«Se dovesse sfumare l´accordo tra Ramco ed Eni per la cessione degli stabilimenti ex Vinyls Italia, la Cgil è pronta alla mobilitazione nazionale sotto il ministero dello Sviluppo economico»
PORTO TORRES - «Se dovesse sfumare l'accordo tra Ramco ed Eni per la cessione degli stabilimenti ex Vinyls Italia, la Cgil è pronta alla mobilitazione nazionale sotto il ministero dello Sviluppo economico». E' questo l'impegno della responsabile dell'industria Susanna Camusso, oggi all'Asinara, insieme a una delegazione sarda del sindacato, guidata dal segretario generale regionale Enzo Costa e dal segretario della camera del lavoro di Sassari Antonio Rudas. «Di certo non saremo semplici spettatori di un accordo tra multinazionali – ha detto Camusso - valuteremo il piano industriale e le prospettive che un'eventuale intesa potrà offrire al futuro della chimica».
La segretaria nazionale chiama direttamente in causa il governo e il ruolo che deve avere per il buon esito della trattativa: «E' finito il tempo delle partecipazioni statali, ma esiste la possibilità di un intervento pubblico che si concretizzi spiegando all'Eni che o si impegna direttamente nel rilancio del settore o dovrà smetterla di ostacolare la cessione degli impianti». Ai lavoratori che chiedevano quale fosse la strategia della Cgil dopo l'accordo firmato il 19 ottobre a Porto Torres, Camusso ha ribadito che «si è agito troppo in fretta e quel patto sarebbe stato meglio non siglarlo senza la condivisione dei lavoratori: si è consumato uno strappo – ha aggiunto – ma il sindacato è nelle condizioni di ricostruire un'idea complessiva della gestione della chimica in Italia».

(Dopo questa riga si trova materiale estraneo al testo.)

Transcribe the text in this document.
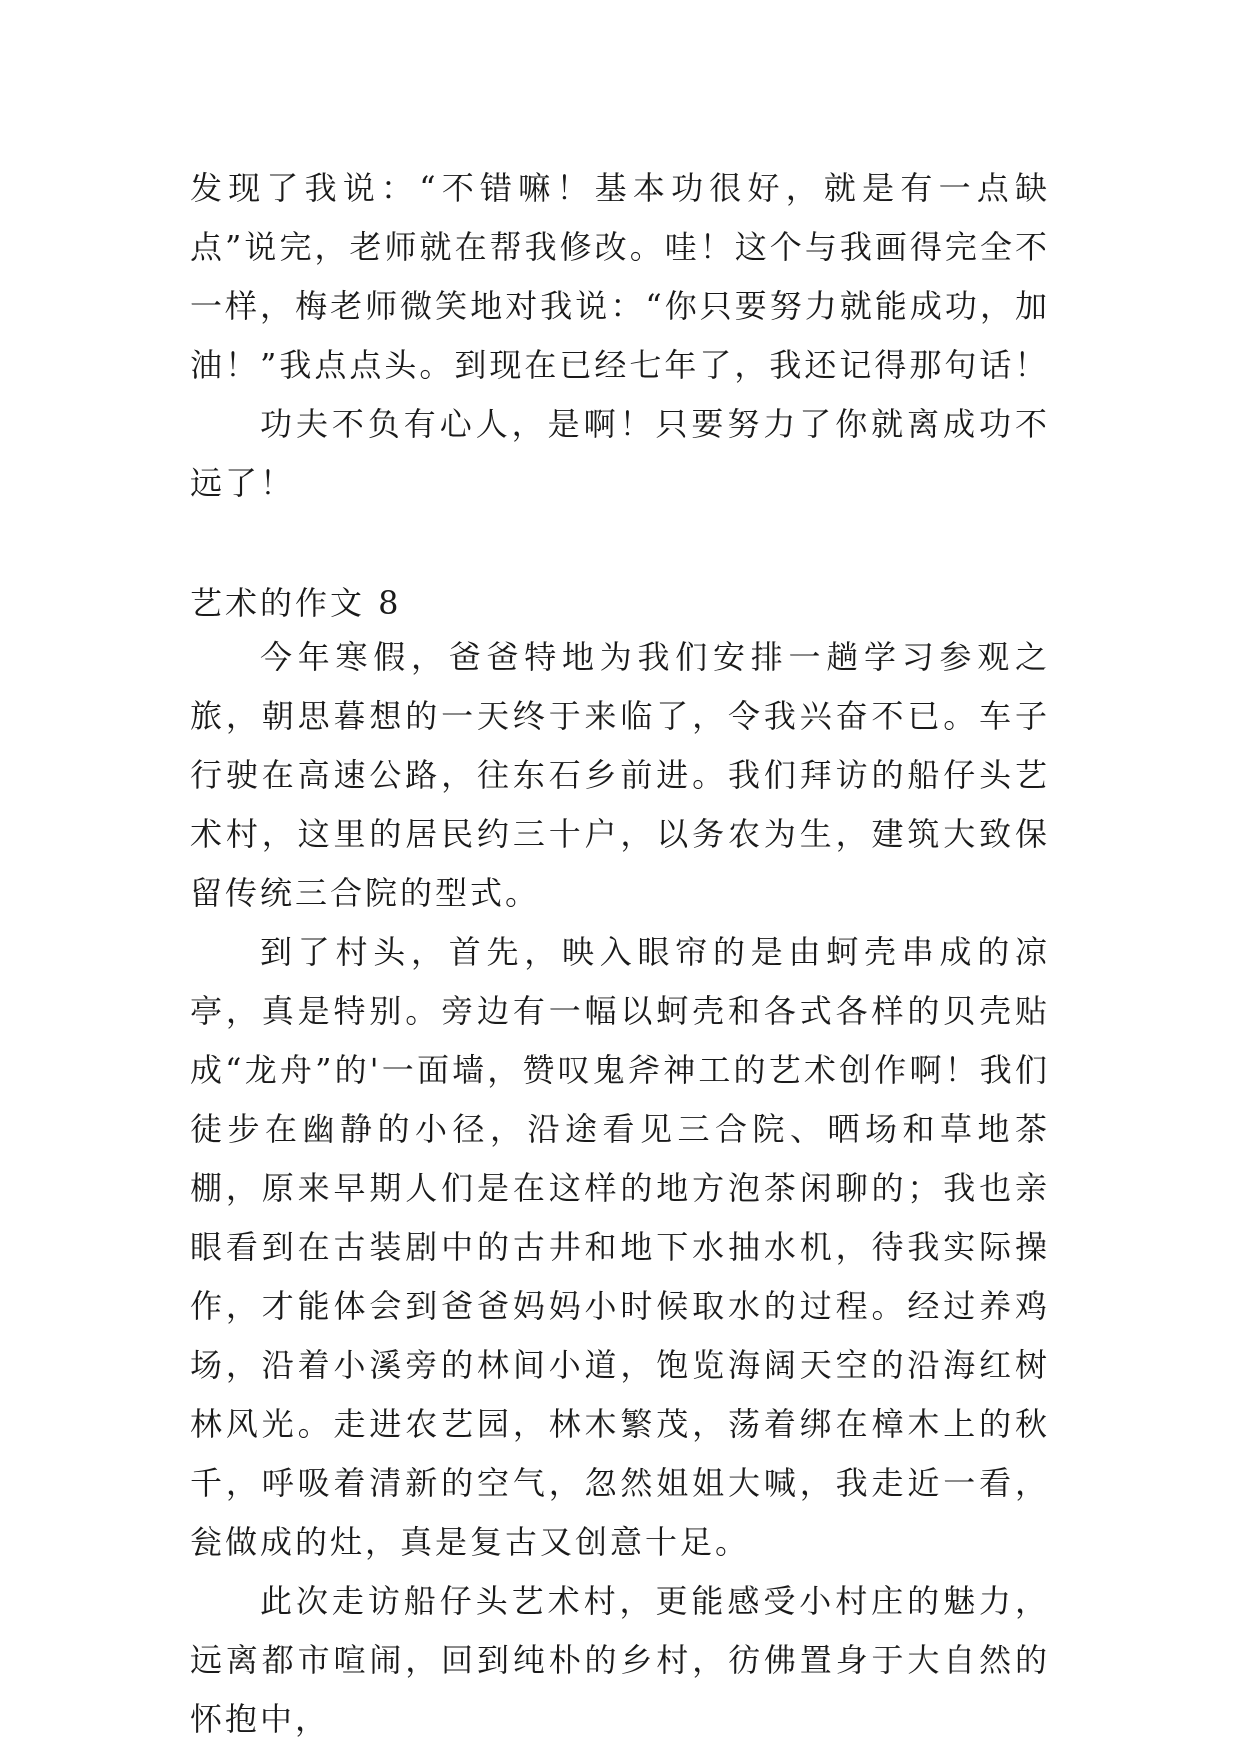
发现了我说：“不错嘛！基本功很好，就是有一点缺点”说完，老师就在帮我修改。哇！这个与我画得完全不一样，梅老师微笑地对我说：“你只要努力就能成功，加油！”我点点头。到现在已经七年了，我还记得那句话！

功夫不负有心人，是啊！只要努力了你就离成功不远了！

艺术的作文 8

今年寒假，爸爸特地为我们安排一趟学习参观之旅，朝思暮想的一天终于来临了，令我兴奋不已。车子行驶在高速公路，往东石乡前进。我们拜访的船仔头艺术村，这里的居民约三十户，以务农为生，建筑大致保留传统三合院的型式。

到了村头，首先，映入眼帘的是由蚵壳串成的凉亭，真是特别。旁边有一幅以蚵壳和各式各样的贝壳贴成“龙舟”的'一面墙，赞叹鬼斧神工的艺术创作啊！我们徒步在幽静的小径，沿途看见三合院、晒场和草地茶棚，原来早期人们是在这样的地方泡茶闲聊的；我也亲眼看到在古装剧中的古井和地下水抽水机，待我实际操作，才能体会到爸爸妈妈小时候取水的过程。经过养鸡场，沿着小溪旁的林间小道，饱览海阔天空的沿海红树林风光。走进农艺园，林木繁茂，荡着绑在樟木上的秋千，呼吸着清新的空气，忽然姐姐大喊，我走近一看，瓮做成的灶，真是复古又创意十足。

此次走访船仔头艺术村，更能感受小村庄的魅力，远离都市喧闹，回到纯朴的乡村，彷佛置身于大自然的怀抱中，
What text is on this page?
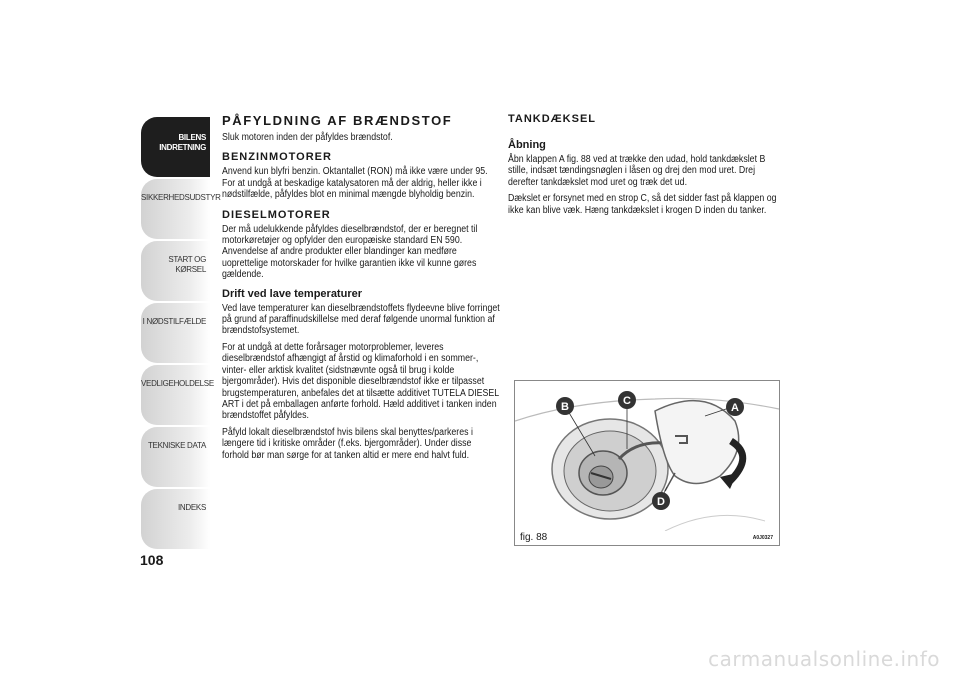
BILENS
INDRETNING
SIKKERHEDSUDSTYR
START OG KØRSEL
I NØDSTILFÆLDE
VEDLIGEHOLDELSE
TEKNISKE DATA
INDEKS
108
PÅFYLDNING AF BRÆNDSTOF

Sluk motoren inden der påfyldes brændstof.

BENZINMOTORER

Anvend kun blyfri benzin. Oktantallet (RON) må ikke være under 95. For at undgå at beskadige katalysatoren må der aldrig, heller ikke i nødstilfælde, påfyldes blot en minimal mængde blyholdig benzin.

DIESELMOTORER

Der må udelukkende påfyldes dieselbrændstof, der er beregnet til motorkøretøjer og opfylder den europæiske standard EN 590. Anvendelse af andre produkter eller blandinger kan medføre uoprettelige motorskader for hvilke garantien ikke vil kunne gøres gældende.

Drift ved lave temperaturer

Ved lave temperaturer kan dieselbrændstoffets flydeevne blive forringet på grund af paraffinudskillelse med deraf følgende unormal funktion af brændstofsystemet.

For at undgå at dette forårsager motorproblemer, leveres dieselbrændstof afhængigt af årstid og klimaforhold i en sommer-, vinter- eller arktisk kvalitet (sidstnævnte også til brug i kolde bjergområder). Hvis det disponible dieselbrændstof ikke er tilpasset brugstemperaturen, anbefales det at tilsætte additivet TUTELA DIESEL ART i det på emballagen anførte forhold. Hæld additivet i tanken inden brændstoffet påfyldes.

Påfyld lokalt dieselbrændstof hvis bilens skal benyttes/parkeres i længere tid i kritiske områder (f.eks. bjergområder). Under disse forhold bør man sørge for at tanken altid er mere end halvt fuld.

TANKDÆKSEL
Åbning

Åbn klappen A fig. 88 ved at trække den udad, hold tankdækslet B stille, indsæt tændingsnøglen i låsen og drej den mod uret. Drej derefter tankdækslet mod uret og træk det ud.

Dækslet er forsynet med en strop C, så det sidder fast på klappen og ikke kan blive væk. Hæng tankdækslet i krogen D inden du tanker.

B	C
A
D
fig. 88	A0J0327
carmanualsonline.info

Nel corso di un'assemblea tenuta sull'isola con i lavoratori che da 52 giorni occupano l'ex carcere di massima sicurezza, è stata definita la strategia da seguire nelle prossime settimane, in attesa dell'apertura delle buste, il 24 aprile prossimo, con le offerte per l'acquisizione degli stabilimenti di Porto Torres, Porto Marghera e Ravenna, questi ultimi rappresentati da due lavoratori degli impianti della penisola. «La Cgil è qui per costruire con voi qualcosa che dia un senso compiuto al vostro sacrificio», ha detto il segretario generale regionale Enzo Costa, aggiungendo che «l'obiettivo è far ripartire immediatamente lo stabilimento. L'accordo firmato l'estate scorsa con il Governo e l'Eni per mantenere gli impianti in marcia è stato disatteso ed è stata proprio l'Eni a fare un passo indietro. Adesso i tempi sono stretti, e il governo deve chiarire quale politica industriale complessiva intenda perseguire, in Sardegna e nel resto del Paese: se la trattativa con la Ramco non dovesse andare a buon fine – continua Costa – è chiaro che l'Eni dovrà gestire gli impianti oppure fornire immediatamente le materie prime in vista del rilancio del settore».
Sulle possibili conseguenze di un mancato accordo tra Ramco ed Eni è intervenuto anche il segretario generale della Camera del lavoro di Sassari Antonio Rudas: «In quel caso – ha detto ai lavoratori – è evidente a tutti che, insieme ai vostri, si perderanno 4500 posti di lavoro, con conseguenze inimmaginabili». Rivolgendosi ai cassintegrati che, anche con toni accesi, avevano chiesto al sindacato di proseguire la lotta a tutti i livelli ha detto: «Avete espresso con i vostri interventi il disagio di tutto il territorio, già manifestato nella grande mobilitazione del 4 dicembre 2008 a Porto Torres. Anche in seguito a quell'importante risposta di popolo eravamo riusciti a costringere Eni a fare marcia indietro», ha concluso, auspicando una rinnovata unità sindacale, ma ribadendo che la Cgil «non può aspettare oltre: noi riprenderemo la lotta con nuove iniziative nel territorio».